Existing home sales rose again in July from a downward revised June, as the monthly change of 2.4% matched June’s revised increase over May. The yearly comparisons still continue to lag, as does the overall trend after the massive interruption that began last autumn.
As the pace of sales has come back somewhat in 2014, the number of properties for sale has largely matched. That means that there are now more homes for sale than at any point in the past five years (going back to the tax credit fiasco in 2010). With the actual sale activity gyrating recently, that has meant the inventory-sales ratio has remained elevated.
What is perhaps most interesting out of all of this is that the upper segments continue to see rapid sales while the lowest end, the “distressed” category, maintains its implosion. That is taken as a positive by most, including the NAR itself, as it presumes a healing process.
I don’t think they are quite reading that right, as the collapse in sales at the lowest end is due for the most part to the demand side as institutional buyers have almost fully refrained from expanding their REO-to-rent operations (all-cash sales were the lowest since January 2013). That they would do so speaks not just to the economics of housing at the low end, but the economics of their prospective renters and the forecasted ability to turn cheap houses (with some maintenance work and upgrades, both physical and financial) into premium rental properties.
With that in mind, it is also interesting that the “middle market” segments continue to struggle, particularly the lower piece there.

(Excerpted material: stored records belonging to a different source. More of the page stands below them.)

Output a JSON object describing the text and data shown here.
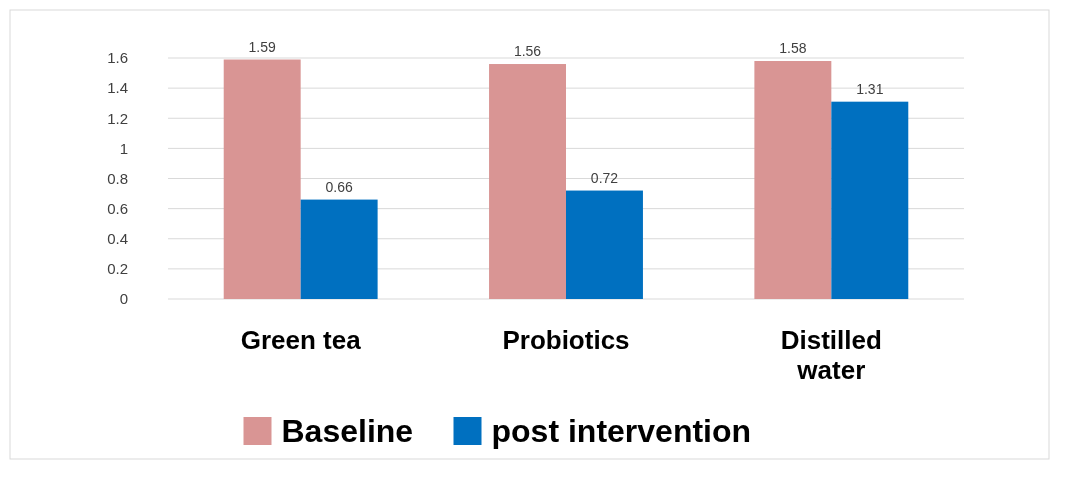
{
  "chart_data": {
    "type": "bar",
    "categories": [
      "Green tea",
      "Probiotics",
      "Distilled water"
    ],
    "series": [
      {
        "name": "Baseline",
        "color": "#d99594",
        "values": [
          1.59,
          1.56,
          1.58
        ]
      },
      {
        "name": "post intervention",
        "color": "#0070c0",
        "values": [
          0.66,
          0.72,
          1.31
        ]
      }
    ],
    "ylim": [
      0,
      1.6
    ],
    "yticks": [
      0,
      0.2,
      0.4,
      0.6,
      0.8,
      1,
      1.2,
      1.4,
      1.6
    ],
    "grid": "y",
    "legend": "bottom",
    "data_labels": true
  }
}
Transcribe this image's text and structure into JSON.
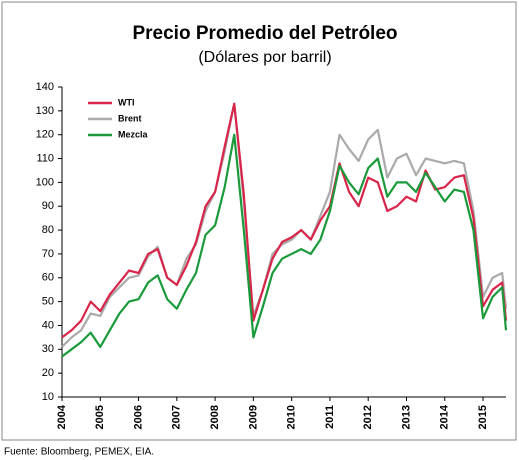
{
  "chart_data": {
    "type": "line",
    "title": "Precio Promedio del Petróleo",
    "subtitle": "(Dólares por barril)",
    "source": "Fuente: Bloomberg,  PEMEX, EIA.",
    "x": [
      2004.0,
      2004.25,
      2004.5,
      2004.75,
      2005.0,
      2005.25,
      2005.5,
      2005.75,
      2006.0,
      2006.25,
      2006.5,
      2006.75,
      2007.0,
      2007.25,
      2007.5,
      2007.75,
      2008.0,
      2008.25,
      2008.5,
      2008.75,
      2009.0,
      2009.25,
      2009.5,
      2009.75,
      2010.0,
      2010.25,
      2010.5,
      2010.75,
      2011.0,
      2011.25,
      2011.5,
      2011.75,
      2012.0,
      2012.25,
      2012.5,
      2012.75,
      2013.0,
      2013.25,
      2013.5,
      2013.75,
      2014.0,
      2014.25,
      2014.5,
      2014.75,
      2015.0,
      2015.25,
      2015.5,
      2015.6
    ],
    "series": [
      {
        "name": "WTI",
        "color": "#d9254a",
        "values": [
          35,
          38,
          42,
          50,
          46,
          53,
          58,
          63,
          62,
          70,
          72,
          60,
          57,
          65,
          75,
          90,
          96,
          115,
          133,
          95,
          42,
          55,
          68,
          75,
          77,
          80,
          76,
          84,
          90,
          108,
          96,
          90,
          102,
          100,
          88,
          90,
          94,
          92,
          105,
          97,
          98,
          102,
          103,
          85,
          48,
          55,
          58,
          42
        ]
      },
      {
        "name": "Brent",
        "color": "#aaaaaa",
        "values": [
          31,
          35,
          38,
          45,
          44,
          52,
          56,
          60,
          61,
          69,
          73,
          60,
          57,
          68,
          74,
          88,
          96,
          113,
          133,
          92,
          44,
          55,
          70,
          74,
          76,
          80,
          76,
          86,
          96,
          120,
          114,
          109,
          118,
          122,
          102,
          110,
          112,
          103,
          110,
          109,
          108,
          109,
          108,
          88,
          52,
          60,
          62,
          47
        ]
      },
      {
        "name": "Mezcla",
        "color": "#1a9a3a",
        "values": [
          27,
          30,
          33,
          37,
          31,
          38,
          45,
          50,
          51,
          58,
          61,
          51,
          47,
          55,
          62,
          78,
          82,
          98,
          120,
          80,
          35,
          48,
          62,
          68,
          70,
          72,
          70,
          76,
          88,
          107,
          100,
          95,
          106,
          110,
          94,
          100,
          100,
          96,
          104,
          98,
          92,
          97,
          96,
          80,
          43,
          52,
          56,
          38
        ]
      }
    ],
    "xlim": [
      2004,
      2015.6
    ],
    "xticks": [
      2004,
      2005,
      2006,
      2007,
      2008,
      2009,
      2010,
      2011,
      2012,
      2013,
      2014,
      2015
    ],
    "ylim": [
      10,
      140
    ],
    "yticks": [
      10,
      20,
      30,
      40,
      50,
      60,
      70,
      80,
      90,
      100,
      110,
      120,
      130,
      140
    ],
    "legend": "upper left"
  }
}
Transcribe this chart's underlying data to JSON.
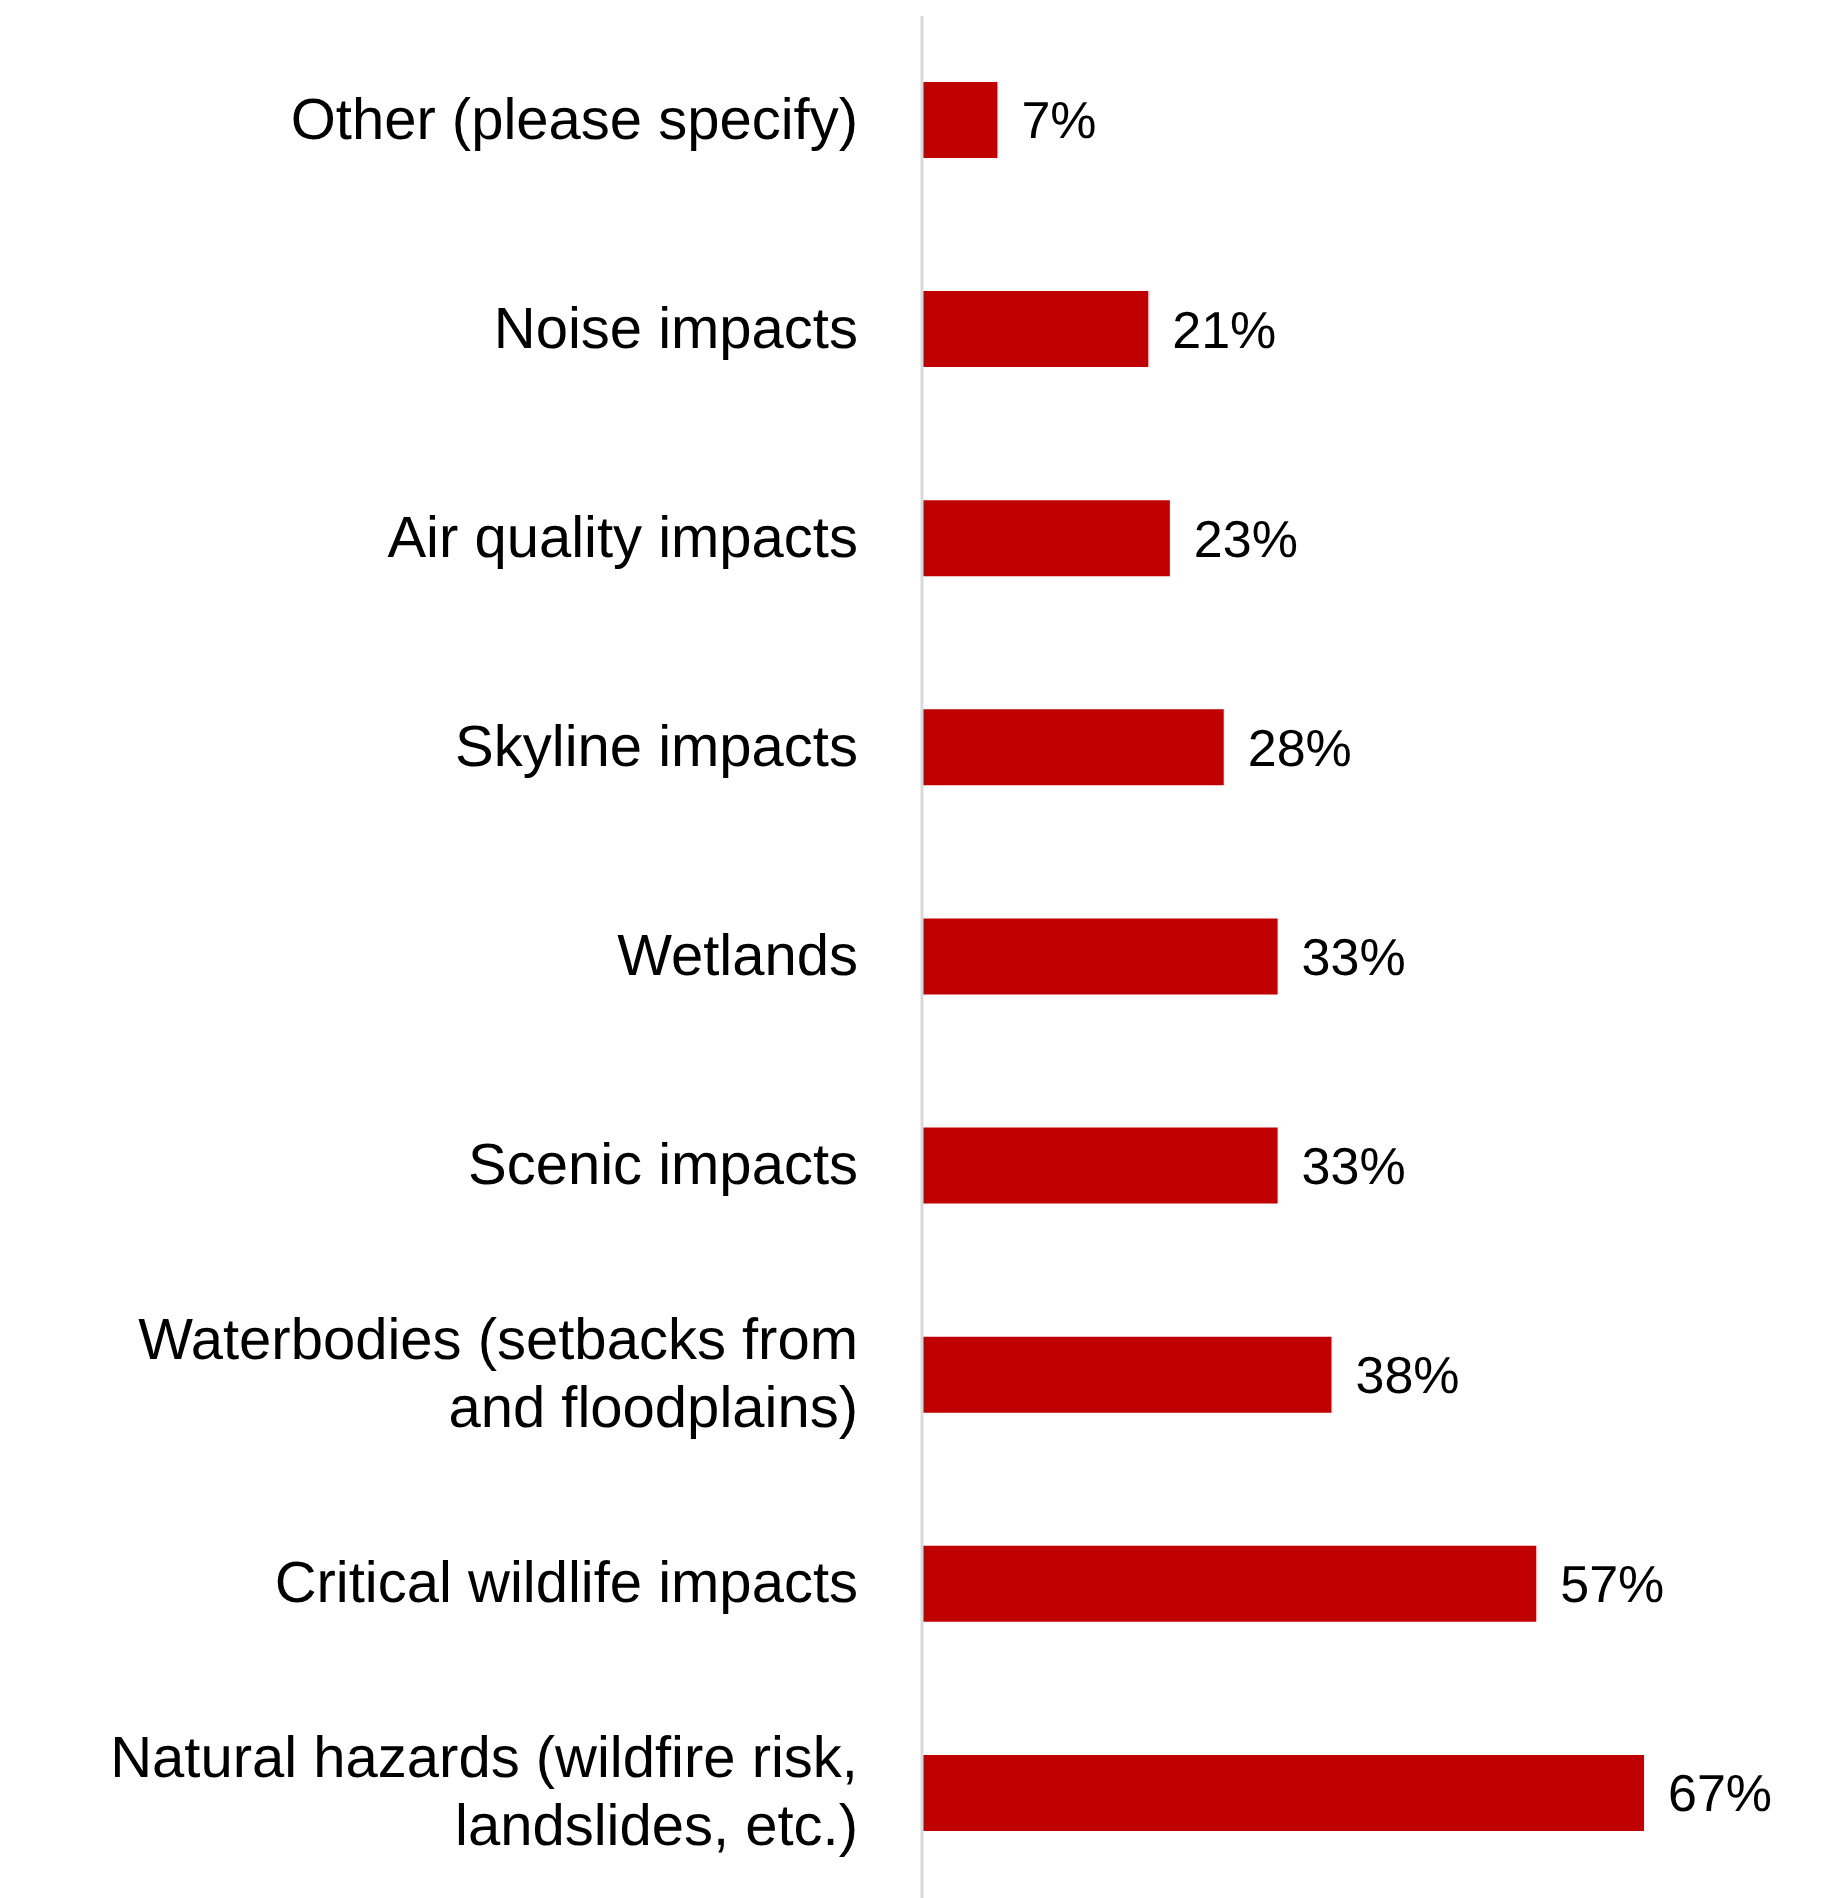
{
  "chart_data": {
    "type": "bar",
    "orientation": "horizontal",
    "categories": [
      "Other (please specify)",
      "Noise impacts",
      "Air quality impacts",
      "Skyline impacts",
      "Wetlands",
      "Scenic impacts",
      "Waterbodies (setbacks from and floodplains)",
      "Critical wildlife impacts",
      "Natural hazards (wildfire risk, landslides, etc.)"
    ],
    "values": [
      7,
      21,
      23,
      28,
      33,
      33,
      38,
      57,
      67
    ],
    "value_labels": [
      "7%",
      "21%",
      "23%",
      "28%",
      "33%",
      "33%",
      "38%",
      "57%",
      "67%"
    ],
    "color": "#c00000",
    "grid": false,
    "legend": false
  }
}
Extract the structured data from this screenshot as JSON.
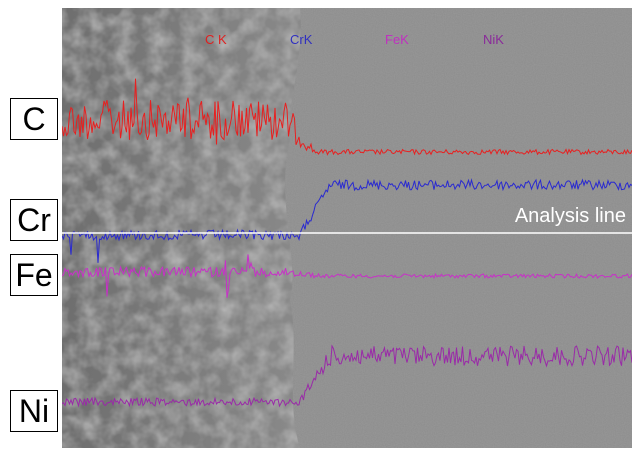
{
  "element_labels": [
    "C",
    "Cr",
    "Fe",
    "Ni"
  ],
  "legend": [
    "C K",
    "CrK",
    "FeK",
    "NiK"
  ],
  "annotation": "Analysis line"
}
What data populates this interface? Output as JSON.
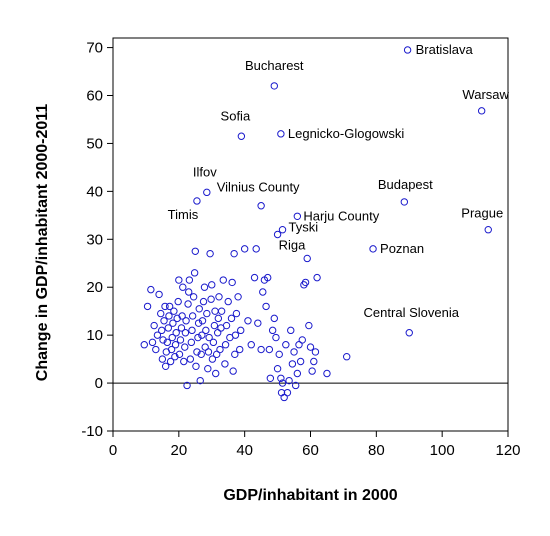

Taken together, the bifurcated economy rears its ugly head once more. The problem, as shown here, is that almost three-quarters of all homes sold take place in these two price tiers.
Even NAR’s chief economist, Larry Yun, has picked up this theme.
Although interest rates have fallen in recent months, median family incomes are still lagging behind price gains, and mortgage rates will inevitably rise with the upcoming changes in monetary policy.
I’m not at all convinced about the last part, but in any case even Yun is apparently warning about the trend in housing going forward, at least until he takes the same data point and flips it around to somehow look positive.
Fast-forward to today and rising home values are helping owners recover equity and strong job creation are assisting those who may have fallen behind on their mortgage due to unemployment or underemployment.
Affordability may be a serious issue because of rising prices and stagnant incomes, but that is offset by rising prices and “strong” job creation?
First-time home buyers continue to be conspicuously absent at only 29% in July, remaining “historically low.” That would seem to confirm the data in household formation as it ties together not just macro factors like wages but also the demand for rentable space and home purchases. The real problem with rising prices is that the median price is telling us almost nothing about affordability as it gets tugged upward by the sales skew (far less on the extreme lower end, and more at the extreme upper end).
More than anything, home sales still bear the heavy imprint of asset inflation and redistribution. Instead of just pushing people into housing generically via the assumed low interest rate channel, it would be far better for the “market” to find its own pricing levels to clear imbalances at all ends, rather than further them by intrusions above and below. Until that happens these kinds of incongruent setbacks look to be more normal than outliers.